Dhalgren
angefangen? Den Aufstand, meine ich?«
Joaquim bog seinen Kopf schräg zur Seite. »Weiß du, niemand hat es richtig mitbekommen. Irgend etwas fiel.«
»Huh?«
»Einige sagen, daß ein Haus zusammenstürzte. Andere sahen, wie ein Flugzeug mitten in Jackson abstürzte. Jemand anders erzählte, daß ein Junge auf das Dach der Second City-Bank kletterte und jemanden niederschoß.«
»Wurde jemand getötet?«
»Klar. Es soll ein weißer Junge gewesen sein auf dem Dach und ein Neger, der erschossen wurde. Also fingen sie einen Aufstand an.«
»Was stand in den Zeitungen?«
»Alles so ungefähr, wie ich es gesagt habe. Keiner weiß, was wirklich passierte.«
»Wenn ein Flugzeug abgestürzt wäre, wüßte es doch jemand.«
»Das war ganz am Anfang. Alles war viel mehr durcheinander. Viele Gebäude brannten. Und das Wetter änderte sich. Die Leute haben da noch versucht, rauszukommen. Es waren viel mehr Menschen hier. Und sie hatten Angst.«
»Warst du damals hier?«
Joaquim preßte die Lippen aufeinander, bis sich Schnurrbart und Bart nicht mehr voneinander unterschieden.
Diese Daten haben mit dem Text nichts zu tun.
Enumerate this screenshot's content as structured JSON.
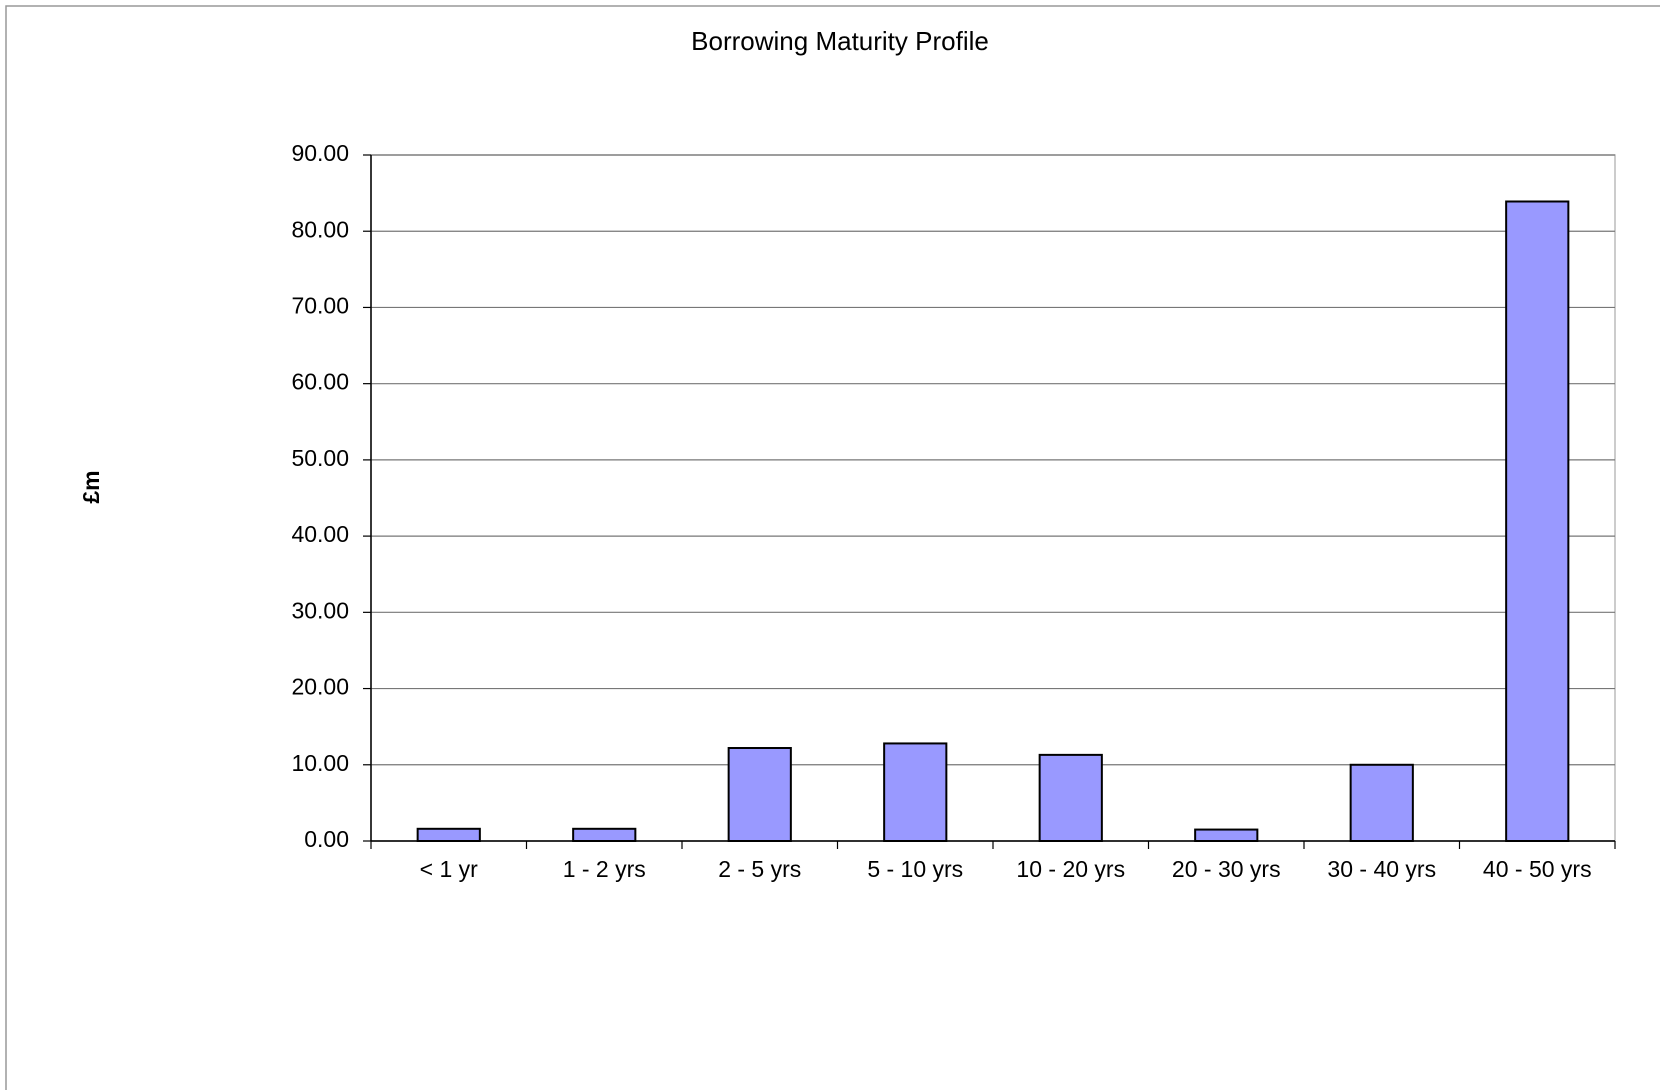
{
  "chart_data": {
    "type": "bar",
    "title": "Borrowing Maturity Profile",
    "y_label": "£m",
    "categories": [
      "< 1 yr",
      "1 - 2 yrs",
      "2 - 5 yrs",
      "5 - 10 yrs",
      "10 - 20 yrs",
      "20 - 30 yrs",
      "30 - 40 yrs",
      "40 - 50 yrs"
    ],
    "values": [
      1.6,
      1.6,
      12.2,
      12.8,
      11.3,
      1.5,
      10.0,
      83.9
    ],
    "color": "#9999ff",
    "ylim": [
      0,
      90
    ],
    "yticks": [
      {
        "value": 0,
        "label": "0.00"
      },
      {
        "value": 10,
        "label": "10.00"
      },
      {
        "value": 20,
        "label": "20.00"
      },
      {
        "value": 30,
        "label": "30.00"
      },
      {
        "value": 40,
        "label": "40.00"
      },
      {
        "value": 50,
        "label": "50.00"
      },
      {
        "value": 60,
        "label": "60.00"
      },
      {
        "value": 70,
        "label": "70.00"
      },
      {
        "value": 80,
        "label": "80.00"
      },
      {
        "value": 90,
        "label": "90.00"
      }
    ],
    "grid": true
  }
}
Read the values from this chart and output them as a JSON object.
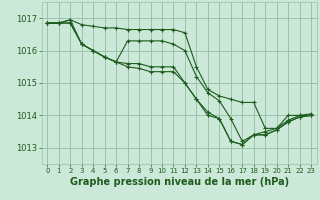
{
  "background_color": "#cce8d8",
  "grid_color": "#99c4aa",
  "line_color": "#1e5c1e",
  "xlabel": "Graphe pression niveau de la mer (hPa)",
  "xlabel_fontsize": 7,
  "ylim": [
    1012.5,
    1017.5
  ],
  "xlim": [
    -0.5,
    23.5
  ],
  "yticks": [
    1013,
    1014,
    1015,
    1016,
    1017
  ],
  "xticks": [
    0,
    1,
    2,
    3,
    4,
    5,
    6,
    7,
    8,
    9,
    10,
    11,
    12,
    13,
    14,
    15,
    16,
    17,
    18,
    19,
    20,
    21,
    22,
    23
  ],
  "series": [
    [
      1016.85,
      1016.85,
      1016.95,
      1016.2,
      1016.0,
      1015.8,
      1015.65,
      1016.3,
      1016.3,
      1016.3,
      1016.3,
      1016.2,
      1016.0,
      1015.2,
      1014.7,
      1014.45,
      1013.9,
      1013.2,
      1013.4,
      1013.5,
      1013.6,
      1013.85,
      1014.0,
      1014.0
    ],
    [
      1016.85,
      1016.85,
      1016.95,
      1016.8,
      1016.75,
      1016.7,
      1016.7,
      1016.65,
      1016.65,
      1016.65,
      1016.65,
      1016.65,
      1016.55,
      1015.5,
      1014.8,
      1014.6,
      1014.5,
      1014.4,
      1014.4,
      1013.6,
      1013.6,
      1014.0,
      1014.0,
      1014.05
    ],
    [
      1016.85,
      1016.85,
      1016.85,
      1016.2,
      1016.0,
      1015.8,
      1015.65,
      1015.5,
      1015.45,
      1015.35,
      1015.35,
      1015.35,
      1015.0,
      1014.5,
      1014.0,
      1013.9,
      1013.2,
      1013.1,
      1013.4,
      1013.4,
      1013.55,
      1013.8,
      1013.95,
      1014.0
    ],
    [
      1016.85,
      1016.85,
      1016.85,
      1016.2,
      1016.0,
      1015.8,
      1015.65,
      1015.6,
      1015.6,
      1015.5,
      1015.5,
      1015.5,
      1015.0,
      1014.5,
      1014.1,
      1013.9,
      1013.2,
      1013.1,
      1013.4,
      1013.4,
      1013.55,
      1013.8,
      1013.95,
      1014.0
    ]
  ]
}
Er schüttelte den Kopf. »Ich habe nur von dem Zeitungsartikel gehört. Und von den Bildern.«
»Wo kommst du her?«
»Ahhhhh.« Faust schüttelte spöttisch schimpfend den Zeigefinger. »Du mußt lernen, daß man solche Fragen nicht stellt. Ich habe dich nicht ausgefragt, oder? Ich habe dir meinen Namen gesagt und du mir deinen nicht.«
»Es tut mir leid.« Er war verdutzt.
»Du wirst eine ganze Menge Leute treffen, die sich schrecklich aufregen, wenn du sie fragst, was sie waren, bevor sie nach Bellona kamen. Ich sage dir das lieber, sonst bekommst du Ärger. Besonders« - Faust hob den Bart hoch und legte einen Daumen an die Kette - »Leute, die so etwas tragen. Wie wir. Ich wette, wenn ich dich nach deinem Namen fragte, oder wie alt du bist, oder warum du eine Orchidee an deinem Gürtel hast, würde ich dich ganz schön nerven. Oder?«
Er fühlte sich unbehaglich, als habe er Bauchschmerzen. »Ich komme von Chicago. Vor kurzem. Davor Frisco.« Faust griff hinab und hielt ein Bein seiner Schlaghose vom Körper weg. »Ein Hippiegroßvater, yeah? Ich bin reisender Philosoph. Reicht das?«
»Tut mir leid, daß ich gefragt habe.«
»Denk nicht mehr dran. Ich habe gehört, Bellona war so wie es war. Das muß jetzt sein. Ich bin hier. Reicht das?« Wieder nickte er, verwirrt.
»Ich habe einen guten, ehrlichen Job. Hab die Tribe an der Ecke Markt und Van Ness verkauft. Jetzt bin ich der älteste Zeitungsjunge von Bellona. Reicht das?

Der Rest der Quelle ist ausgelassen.